2. Do an ordered walk ( "best-first search" ) of the (infinite) graph generated from the DFA, where each node is a pair (state, prefix) and edges correspond to transitions in the DFA. During the walk, if a node is encountered whose state is accepting, produce its prefix .

That basic algorithm will work for any ordering relationship between strings with the prefix property: any proper prefix of a string is guaranteed to be less than the string. (If that's not the case, it is possible that there is no "least" element in a set of strings. For example, if the ordering relationship puts a string before any prefix of that string, but is otherwise lexicographic, then any string in a* is preceded by the next longer string, which will produce an infinite loop.)

It's important to note that the state in the node is only for convenience; it is computationally redundant because it could be regenerated by passing the prefix through the DFA. As a consequence, the graph never contains two different nodes with the same prefix . The corollary of this observation is that it is not necessary to maintain a set of "seen" nodes, because the successor sets of two distinct nodes are disjoint.

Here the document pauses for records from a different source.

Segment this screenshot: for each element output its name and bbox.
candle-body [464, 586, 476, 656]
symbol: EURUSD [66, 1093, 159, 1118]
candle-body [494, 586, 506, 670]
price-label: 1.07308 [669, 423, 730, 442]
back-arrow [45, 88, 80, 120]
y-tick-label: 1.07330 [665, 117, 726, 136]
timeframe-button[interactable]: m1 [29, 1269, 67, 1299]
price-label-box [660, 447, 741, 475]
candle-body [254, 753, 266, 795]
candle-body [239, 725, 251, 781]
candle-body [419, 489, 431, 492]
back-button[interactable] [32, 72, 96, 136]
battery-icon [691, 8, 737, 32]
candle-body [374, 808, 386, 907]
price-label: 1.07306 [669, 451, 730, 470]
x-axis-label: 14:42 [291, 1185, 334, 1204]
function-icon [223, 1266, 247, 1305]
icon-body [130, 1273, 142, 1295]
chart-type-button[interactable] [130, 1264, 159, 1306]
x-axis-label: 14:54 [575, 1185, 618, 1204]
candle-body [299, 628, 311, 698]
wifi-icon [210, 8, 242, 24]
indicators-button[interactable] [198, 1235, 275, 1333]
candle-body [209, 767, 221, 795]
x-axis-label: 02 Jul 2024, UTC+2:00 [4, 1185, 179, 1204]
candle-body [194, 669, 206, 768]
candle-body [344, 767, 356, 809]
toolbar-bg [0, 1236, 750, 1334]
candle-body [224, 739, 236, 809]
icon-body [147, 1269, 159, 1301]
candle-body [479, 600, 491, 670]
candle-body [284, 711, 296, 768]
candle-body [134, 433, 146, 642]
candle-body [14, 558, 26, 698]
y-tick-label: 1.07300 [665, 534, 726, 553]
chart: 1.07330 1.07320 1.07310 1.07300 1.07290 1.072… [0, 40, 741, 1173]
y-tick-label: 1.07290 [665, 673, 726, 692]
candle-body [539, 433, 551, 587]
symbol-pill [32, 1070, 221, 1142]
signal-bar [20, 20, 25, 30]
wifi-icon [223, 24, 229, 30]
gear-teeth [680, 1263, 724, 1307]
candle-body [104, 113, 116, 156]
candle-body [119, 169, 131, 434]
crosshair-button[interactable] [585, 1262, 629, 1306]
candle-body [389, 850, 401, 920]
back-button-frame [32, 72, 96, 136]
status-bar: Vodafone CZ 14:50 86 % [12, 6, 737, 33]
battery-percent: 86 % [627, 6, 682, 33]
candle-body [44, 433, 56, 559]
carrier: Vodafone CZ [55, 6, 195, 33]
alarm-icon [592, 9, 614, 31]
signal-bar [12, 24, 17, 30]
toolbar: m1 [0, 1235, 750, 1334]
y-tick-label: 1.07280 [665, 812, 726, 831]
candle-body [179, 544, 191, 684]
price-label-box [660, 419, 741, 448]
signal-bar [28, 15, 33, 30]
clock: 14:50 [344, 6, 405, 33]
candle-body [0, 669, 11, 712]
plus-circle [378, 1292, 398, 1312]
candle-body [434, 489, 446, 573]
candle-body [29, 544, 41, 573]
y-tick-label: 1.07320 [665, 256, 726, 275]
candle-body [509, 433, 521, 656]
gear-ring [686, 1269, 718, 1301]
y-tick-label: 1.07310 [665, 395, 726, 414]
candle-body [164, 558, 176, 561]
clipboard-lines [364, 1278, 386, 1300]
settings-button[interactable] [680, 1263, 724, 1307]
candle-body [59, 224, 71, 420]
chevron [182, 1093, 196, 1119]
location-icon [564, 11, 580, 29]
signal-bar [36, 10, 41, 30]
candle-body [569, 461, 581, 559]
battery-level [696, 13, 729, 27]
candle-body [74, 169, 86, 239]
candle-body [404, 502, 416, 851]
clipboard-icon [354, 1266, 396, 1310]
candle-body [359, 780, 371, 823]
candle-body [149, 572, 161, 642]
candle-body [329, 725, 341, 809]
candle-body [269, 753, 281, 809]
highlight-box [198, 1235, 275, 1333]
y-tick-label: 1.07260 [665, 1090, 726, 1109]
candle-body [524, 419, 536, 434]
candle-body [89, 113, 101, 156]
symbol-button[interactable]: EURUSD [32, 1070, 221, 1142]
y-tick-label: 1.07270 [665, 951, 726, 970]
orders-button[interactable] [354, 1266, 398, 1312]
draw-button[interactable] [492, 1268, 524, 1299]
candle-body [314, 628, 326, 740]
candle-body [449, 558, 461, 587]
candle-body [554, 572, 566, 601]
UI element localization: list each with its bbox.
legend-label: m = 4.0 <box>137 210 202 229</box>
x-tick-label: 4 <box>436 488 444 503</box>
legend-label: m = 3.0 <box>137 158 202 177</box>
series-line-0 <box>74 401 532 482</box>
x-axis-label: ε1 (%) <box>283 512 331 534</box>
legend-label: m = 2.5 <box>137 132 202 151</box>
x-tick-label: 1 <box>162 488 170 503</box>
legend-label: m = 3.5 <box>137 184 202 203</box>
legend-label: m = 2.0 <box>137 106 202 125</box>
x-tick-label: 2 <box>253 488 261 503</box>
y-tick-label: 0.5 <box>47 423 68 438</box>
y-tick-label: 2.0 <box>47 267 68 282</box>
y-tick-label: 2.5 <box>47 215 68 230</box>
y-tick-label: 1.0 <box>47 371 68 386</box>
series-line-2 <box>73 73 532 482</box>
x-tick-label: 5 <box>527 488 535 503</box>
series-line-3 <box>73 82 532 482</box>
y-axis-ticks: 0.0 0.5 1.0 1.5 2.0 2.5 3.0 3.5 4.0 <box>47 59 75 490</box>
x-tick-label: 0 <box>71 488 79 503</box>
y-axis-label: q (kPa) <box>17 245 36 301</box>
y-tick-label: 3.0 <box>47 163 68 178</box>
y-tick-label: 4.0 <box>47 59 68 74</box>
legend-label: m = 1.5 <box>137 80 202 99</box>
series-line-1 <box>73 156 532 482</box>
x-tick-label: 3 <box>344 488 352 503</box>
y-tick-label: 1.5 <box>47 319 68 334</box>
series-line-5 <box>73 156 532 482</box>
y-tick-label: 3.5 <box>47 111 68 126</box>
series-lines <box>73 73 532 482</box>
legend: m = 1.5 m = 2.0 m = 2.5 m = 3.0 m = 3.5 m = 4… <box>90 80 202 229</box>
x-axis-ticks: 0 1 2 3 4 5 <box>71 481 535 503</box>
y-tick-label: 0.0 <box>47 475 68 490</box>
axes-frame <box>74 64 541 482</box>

In order to implement the ordered search in step 2, it is necessary to know the least accepted successor of each node in the graph, which is not necessarily the immediate successor with the least prefix.

For example, the lexicographic ("alphabetical") ordering relationship is given by:

(S 1 , P 1 ) < (S 2 , P 2 ) iff P 1 < lexicographic P 2

In this case, the least accepted successor definitely has the least immediate successor as a prefix, so it is sufficient to order candidates by prefix.

By constrast, with the more common "by length then lexicographic" ordering given by:

(S 1 , P 1 ) < (S 2 , P 2 ) iff |P 1 | < |P 2 | or (|P 1 | = |P 2 | and P 1 < lexicographic P 2 )

you cannot predict the order of the least accepted successor of two nodes simply by looking at their immediate successors. You also need to know the minimum number of symbols required to reach an accepting node (or, equivalently, state). Fortunately, that's easy to precompute using any all-pairs shortest-paths algorithm on the DFA.

Answer 3

I would recommend using the "iterator" design pattern. I see that you're using C, which is not particularly geared toward object-oriented code, but you can accomplish this by using a structure containing a pointer to a next function, a pointer to a restart function, and a pointer to a "context" object to be passed to those functions, where the nature of the "context" object will depend on the operator.

In something like a , the next function returns "a" the first time and NULL the second time. (The context object keeps track of the "a" and whether it's already been returned.)

In something like ...+... , the next can either exhaust the first ... 's iterator before proceeding to the second, or it can alternate between them, as you prefer. (The context object keeps pointers to the two ... 's iterators, and which one to call next.)

. . . and so on.

The harderst part is parsing the expression to create all these objects, but it sounds like you're already comfortable with parsing the expression?